Riker wakes up in sick bay to find that sixteen years have passed. He is now Captain of the Enterprise with Data as his first officer, and Picard has been promoted to Admiral, with Deanna Troi serving as his aide. Riker cannot remember any event after the Alpha Onias III mission, which Doctor Crusher explains is a side effect of a viral infection he contracted on the planet, and his memories of the intervening events may or may not return.

Riker learns that he was married, is now widowed, and has a son (Chris Demetral) named Jean-Luc (named after Picard). He is further startled when Tomalak — a Romulan commander who was formerly an archenemy of the Enterprise, now an ambassador — beams onto the ship to negotiate a peace treaty with the Federation. Despite Picard's reassurances, Riker is hesitant to reveal sensitive Starfleet information in negotiating the treaty.

As Riker struggles to adjust to his new life, numerous inconsistencies arise. The Enterprise computer is uncharacteristically slow, numerous systems experience minor technical glitches, and Geordi is unable to correct the problems. Finally, Riker discovers that his late wife "Min" is Minuet, a fictional holodeck character he once met. (Note: As depicted in 11001001 (S1E15, 1988).) Riker realizes that the entire "future" he has been experiencing is a charade and confronts Picard and Tomalak on the Enterprise bridge, with more inconsistencies arising as he does so, proving his suspicions. Suddenly, the false future fades away, revealing a Romulan holodeck. Commander Tomalak is revealed to be behind the simulation, the object of which was to trick Riker into giving away the location of a key Federation outpost. The Romulans, Tomalak explains, were fooled by the intensity of Riker's memories of Minuet and had incorporated her into their fantasy on the assumption that she was real.

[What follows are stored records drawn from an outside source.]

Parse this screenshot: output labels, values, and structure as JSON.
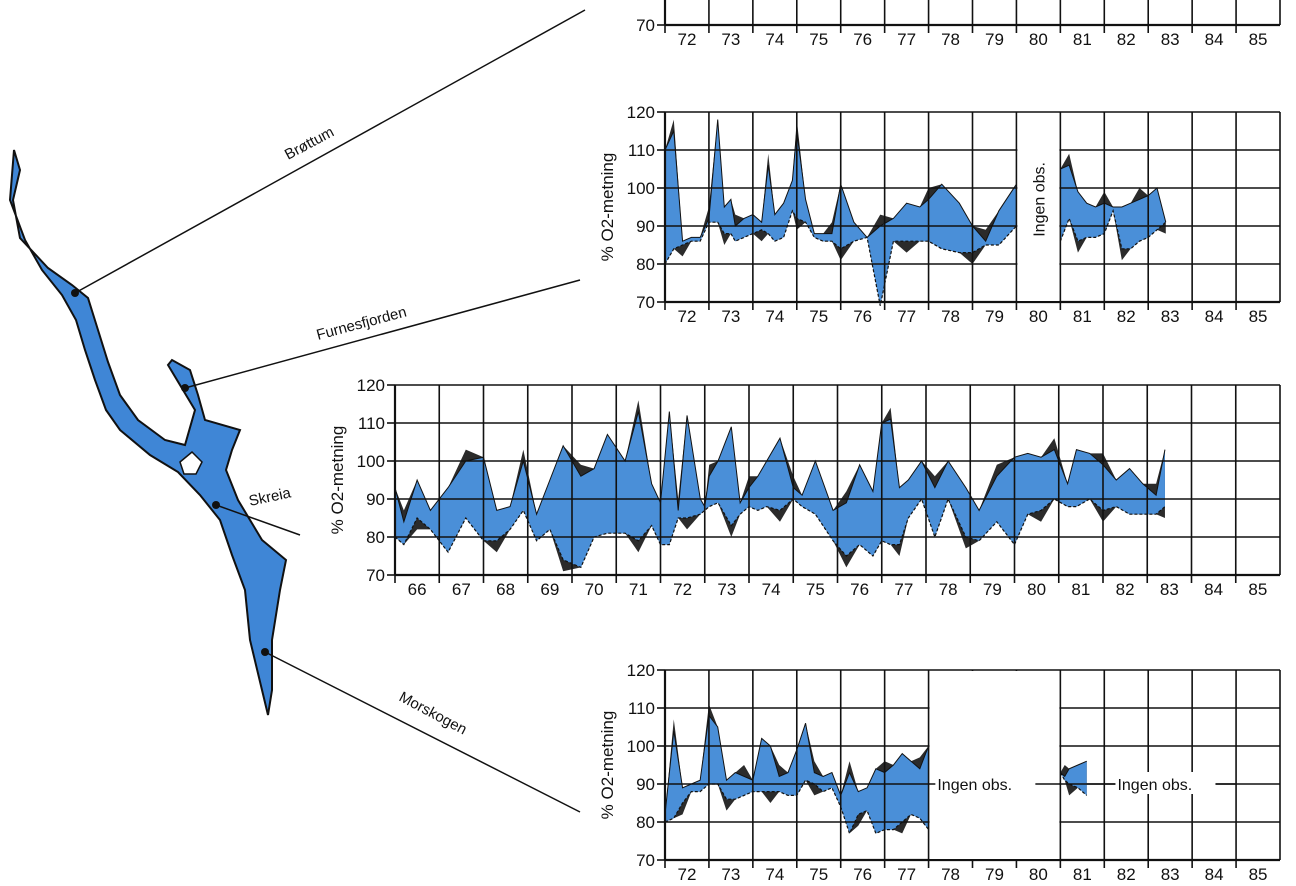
{
  "colors": {
    "band": "#4a8fd8",
    "excess": "#2b2b2b",
    "lake": "#3f86d6",
    "grid": "#111111"
  },
  "map": {
    "places": [
      "Brøttum",
      "Furnesfjorden",
      "Skreia",
      "Morskogen"
    ]
  },
  "chart_data": [
    {
      "station": "top",
      "type": "area",
      "xlabel": "",
      "ylabel": "",
      "xlim": [
        72,
        86
      ],
      "ylim": [
        70,
        120
      ],
      "x_ticks": [
        "72",
        "73",
        "74",
        "75",
        "76",
        "77",
        "78",
        "79",
        "80",
        "81",
        "82",
        "83",
        "84",
        "85"
      ],
      "y_ticks": [
        70
      ],
      "note": ""
    },
    {
      "station": "Brøttum",
      "type": "area",
      "xlabel": "",
      "ylabel": "% O2-metning",
      "xlim": [
        72,
        86
      ],
      "ylim": [
        70,
        120
      ],
      "grid": true,
      "x_ticks": [
        "72",
        "73",
        "74",
        "75",
        "76",
        "77",
        "78",
        "79",
        "80",
        "81",
        "82",
        "83",
        "84",
        "85"
      ],
      "y_ticks": [
        70,
        80,
        90,
        100,
        110,
        120
      ],
      "note": "Ingen obs.",
      "series": [
        {
          "name": "upper",
          "x": [
            72.0,
            72.2,
            72.4,
            72.6,
            72.8,
            73.0,
            73.2,
            73.35,
            73.5,
            73.6,
            73.8,
            74.0,
            74.2,
            74.35,
            74.5,
            74.7,
            74.9,
            75.0,
            75.2,
            75.4,
            75.6,
            75.8,
            76.0,
            76.3,
            76.6,
            76.9,
            77.2,
            77.5,
            77.8,
            78.0,
            78.3,
            78.7,
            79.0,
            79.3,
            79.6,
            80.0
          ],
          "values": [
            110,
            115,
            86,
            87,
            87,
            92,
            118,
            95,
            97,
            90,
            92,
            93,
            91,
            106,
            93,
            96,
            102,
            115,
            97,
            88,
            88,
            88,
            101,
            91,
            87,
            90,
            92,
            96,
            95,
            97,
            101,
            96,
            90,
            86,
            94,
            101
          ]
        },
        {
          "name": "lower",
          "x": [
            72.0,
            72.2,
            72.4,
            72.6,
            72.8,
            73.0,
            73.2,
            73.35,
            73.5,
            73.6,
            73.8,
            74.0,
            74.2,
            74.35,
            74.5,
            74.7,
            74.9,
            75.0,
            75.2,
            75.4,
            75.6,
            75.8,
            76.0,
            76.3,
            76.6,
            76.9,
            77.2,
            77.5,
            77.8,
            78.0,
            78.3,
            78.7,
            79.0,
            79.3,
            79.6,
            80.0
          ],
          "values": [
            80,
            84,
            85,
            86,
            86,
            91,
            91,
            88,
            88,
            86,
            87,
            88,
            89,
            88,
            86,
            87,
            94,
            92,
            91,
            87,
            86,
            86,
            84,
            86,
            87,
            69,
            86,
            86,
            86,
            86,
            84,
            83,
            83,
            85,
            85,
            90
          ]
        },
        {
          "name": "upper",
          "x": [
            81.0,
            81.2,
            81.4,
            81.6,
            81.8,
            82.0,
            82.2,
            82.4,
            82.6,
            82.8,
            83.0,
            83.2,
            83.4
          ],
          "values": [
            105,
            106,
            99,
            96,
            95,
            96,
            95,
            95,
            96,
            97,
            98,
            100,
            91
          ]
        },
        {
          "name": "lower",
          "x": [
            81.0,
            81.2,
            81.4,
            81.6,
            81.8,
            82.0,
            82.2,
            82.4,
            82.6,
            82.8,
            83.0,
            83.2,
            83.4
          ],
          "values": [
            86,
            92,
            86,
            87,
            87,
            88,
            94,
            84,
            84,
            86,
            87,
            89,
            91
          ]
        }
      ]
    },
    {
      "station": "Skreia",
      "type": "area",
      "xlabel": "",
      "ylabel": "% O2-metning",
      "xlim": [
        66,
        86
      ],
      "ylim": [
        70,
        120
      ],
      "grid": true,
      "x_ticks": [
        "66",
        "67",
        "68",
        "69",
        "70",
        "71",
        "72",
        "73",
        "74",
        "75",
        "76",
        "77",
        "78",
        "79",
        "80",
        "81",
        "82",
        "83",
        "84",
        "85"
      ],
      "y_ticks": [
        70,
        80,
        90,
        100,
        110,
        120
      ],
      "note": "",
      "series": [
        {
          "name": "upper",
          "x": [
            66.0,
            66.2,
            66.5,
            66.8,
            67.2,
            67.6,
            68.0,
            68.3,
            68.6,
            68.9,
            69.2,
            69.5,
            69.8,
            70.2,
            70.5,
            70.8,
            71.2,
            71.5,
            71.8,
            72.0,
            72.2,
            72.4,
            72.6,
            72.9,
            73.0,
            73.1,
            73.3,
            73.6,
            73.8,
            74.0,
            74.2,
            74.4,
            74.7,
            75.0,
            75.2,
            75.5,
            75.9,
            76.2,
            76.5,
            76.8,
            77.0,
            77.2,
            77.4,
            77.6,
            77.9,
            78.2,
            78.5,
            78.9,
            79.2,
            79.6,
            80.0,
            80.3,
            80.6,
            80.9,
            81.2,
            81.4,
            81.7,
            82.0,
            82.3,
            82.6,
            82.9,
            83.2,
            83.4
          ],
          "values": [
            93,
            84,
            95,
            87,
            93,
            100,
            101,
            87,
            88,
            100,
            86,
            95,
            104,
            96,
            98,
            107,
            100,
            113,
            94,
            89,
            113,
            87,
            112,
            90,
            88,
            96,
            100,
            109,
            89,
            93,
            96,
            100,
            106,
            93,
            91,
            100,
            87,
            89,
            99,
            92,
            110,
            111,
            93,
            95,
            100,
            93,
            100,
            93,
            87,
            96,
            101,
            102,
            101,
            103,
            94,
            103,
            102,
            99,
            95,
            98,
            94,
            91,
            103
          ]
        },
        {
          "name": "lower",
          "x": [
            66.0,
            66.2,
            66.5,
            66.8,
            67.2,
            67.6,
            68.0,
            68.3,
            68.6,
            68.9,
            69.2,
            69.5,
            69.8,
            70.2,
            70.5,
            70.8,
            71.2,
            71.5,
            71.8,
            72.0,
            72.2,
            72.4,
            72.6,
            72.9,
            73.0,
            73.1,
            73.3,
            73.6,
            73.8,
            74.0,
            74.2,
            74.4,
            74.7,
            75.0,
            75.2,
            75.5,
            75.9,
            76.2,
            76.5,
            76.8,
            77.0,
            77.2,
            77.4,
            77.6,
            77.9,
            78.2,
            78.5,
            78.9,
            79.2,
            79.6,
            80.0,
            80.3,
            80.6,
            80.9,
            81.2,
            81.4,
            81.7,
            82.0,
            82.3,
            82.6,
            82.9,
            83.2,
            83.4
          ],
          "values": [
            80,
            78,
            85,
            82,
            76,
            85,
            79,
            79,
            82,
            87,
            79,
            82,
            74,
            72,
            80,
            81,
            81,
            79,
            83,
            78,
            78,
            85,
            85,
            86,
            87,
            88,
            89,
            83,
            86,
            88,
            87,
            88,
            87,
            90,
            88,
            86,
            79,
            75,
            78,
            75,
            79,
            78,
            78,
            85,
            90,
            80,
            90,
            80,
            79,
            84,
            78,
            86,
            87,
            90,
            88,
            88,
            90,
            87,
            88,
            86,
            86,
            86,
            88
          ]
        }
      ]
    },
    {
      "station": "Morskogen",
      "type": "area",
      "xlabel": "",
      "ylabel": "% O2-metning",
      "xlim": [
        72,
        86
      ],
      "ylim": [
        70,
        120
      ],
      "grid": true,
      "x_ticks": [
        "72",
        "73",
        "74",
        "75",
        "76",
        "77",
        "78",
        "79",
        "80",
        "81",
        "82",
        "83",
        "84",
        "85"
      ],
      "y_ticks": [
        70,
        80,
        90,
        100,
        110,
        120
      ],
      "notes": [
        "Ingen obs.",
        "Ingen obs."
      ],
      "series": [
        {
          "name": "upper",
          "x": [
            72.0,
            72.2,
            72.4,
            72.6,
            72.8,
            73.0,
            73.2,
            73.4,
            73.6,
            73.8,
            74.0,
            74.2,
            74.4,
            74.6,
            74.8,
            75.0,
            75.2,
            75.4,
            75.6,
            75.8,
            76.0,
            76.2,
            76.4,
            76.6,
            76.8,
            77.0,
            77.2,
            77.4,
            77.6,
            77.8,
            78.0
          ],
          "values": [
            82,
            104,
            89,
            90,
            91,
            108,
            105,
            91,
            93,
            92,
            91,
            102,
            100,
            92,
            93,
            99,
            106,
            93,
            92,
            93,
            87,
            93,
            88,
            89,
            94,
            93,
            95,
            98,
            96,
            94,
            100
          ]
        },
        {
          "name": "lower",
          "x": [
            72.0,
            72.2,
            72.4,
            72.6,
            72.8,
            73.0,
            73.2,
            73.4,
            73.6,
            73.8,
            74.0,
            74.2,
            74.4,
            74.6,
            74.8,
            75.0,
            75.2,
            75.4,
            75.6,
            75.8,
            76.0,
            76.2,
            76.4,
            76.6,
            76.8,
            77.0,
            77.2,
            77.4,
            77.6,
            77.8,
            78.0
          ],
          "values": [
            80,
            81,
            85,
            88,
            88,
            90,
            90,
            86,
            86,
            87,
            88,
            88,
            88,
            88,
            87,
            87,
            91,
            90,
            88,
            89,
            84,
            77,
            82,
            83,
            77,
            78,
            78,
            80,
            82,
            81,
            78
          ]
        },
        {
          "name": "upper",
          "x": [
            81.0,
            81.1,
            81.2,
            81.4,
            81.6
          ],
          "values": [
            93,
            92,
            94,
            95,
            96
          ]
        },
        {
          "name": "lower",
          "x": [
            81.0,
            81.1,
            81.2,
            81.4,
            81.6
          ],
          "values": [
            93,
            91,
            90,
            89,
            87
          ]
        }
      ]
    }
  ]
}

Riker is put in a holding area, where he meets the boy whose image the Romulans had used to create his "son". The boy identifies himself as "Ethan". They escape and briefly elude their Romulan guards. However, as they are hiding from their pursuers, Ethan inadvertently refers to Tomalak as "Ambassador", instead of "Commander". Riker realizes that he is still in a simulation; confronting Ethan over it, he demands that the game end immediately and that he be allowed to leave.

Everything disappears once more, leaving only Riker and Ethan back in the cavern on Alpha Onias III. Riker is then able to contact the ship and learns that Worf and La Forge had beamed up without incident, but the Enterprise was unable to locate him. After Riker advises the captain that he will presently report back after learning more about his situation, Ethan confesses that he had created the simulations, using sophisticated scanners to read his mind and create the "reality" they experienced. Ethan's planet had been attacked and his people killed; his mother had hidden him in the cavern for his own safety, with all the simulation equipment, before she died; and Ethan, all alone, had been yearning for real companionship. Realizing Ethan's intentions were not hostile, Riker offers him refuge on the Enterprise. Ethan accepts Riker's offer and after Ethan reveals his true form as a grey alien named Barash. They beam onto the ship.

==Reception==
Zach Handlen of The A.V. Club gave the episode a grade A−.

In 2017, Popular Mechanics said that "Future Imperfect" was one of the top ten 'most fun' episodes of Star Trek: The Next Generation. In 2019, CBR rated "Future Imperfect" the 5th best 'holodeck' episode of the Star Trek franchise.

In 2016, Empire ranked this the 26th best out of the top 50 episodes of all the 700 plus Star Trek television episodes.

In 2020, Tom's Guide listed this as one of the best episodes for Riker (played by Jonathan Frakes).

== Releases ==
"Future Imperfect" was released in the United States on September 3, 2002, as part of the Star Trek: The Next Generation season four DVD box set.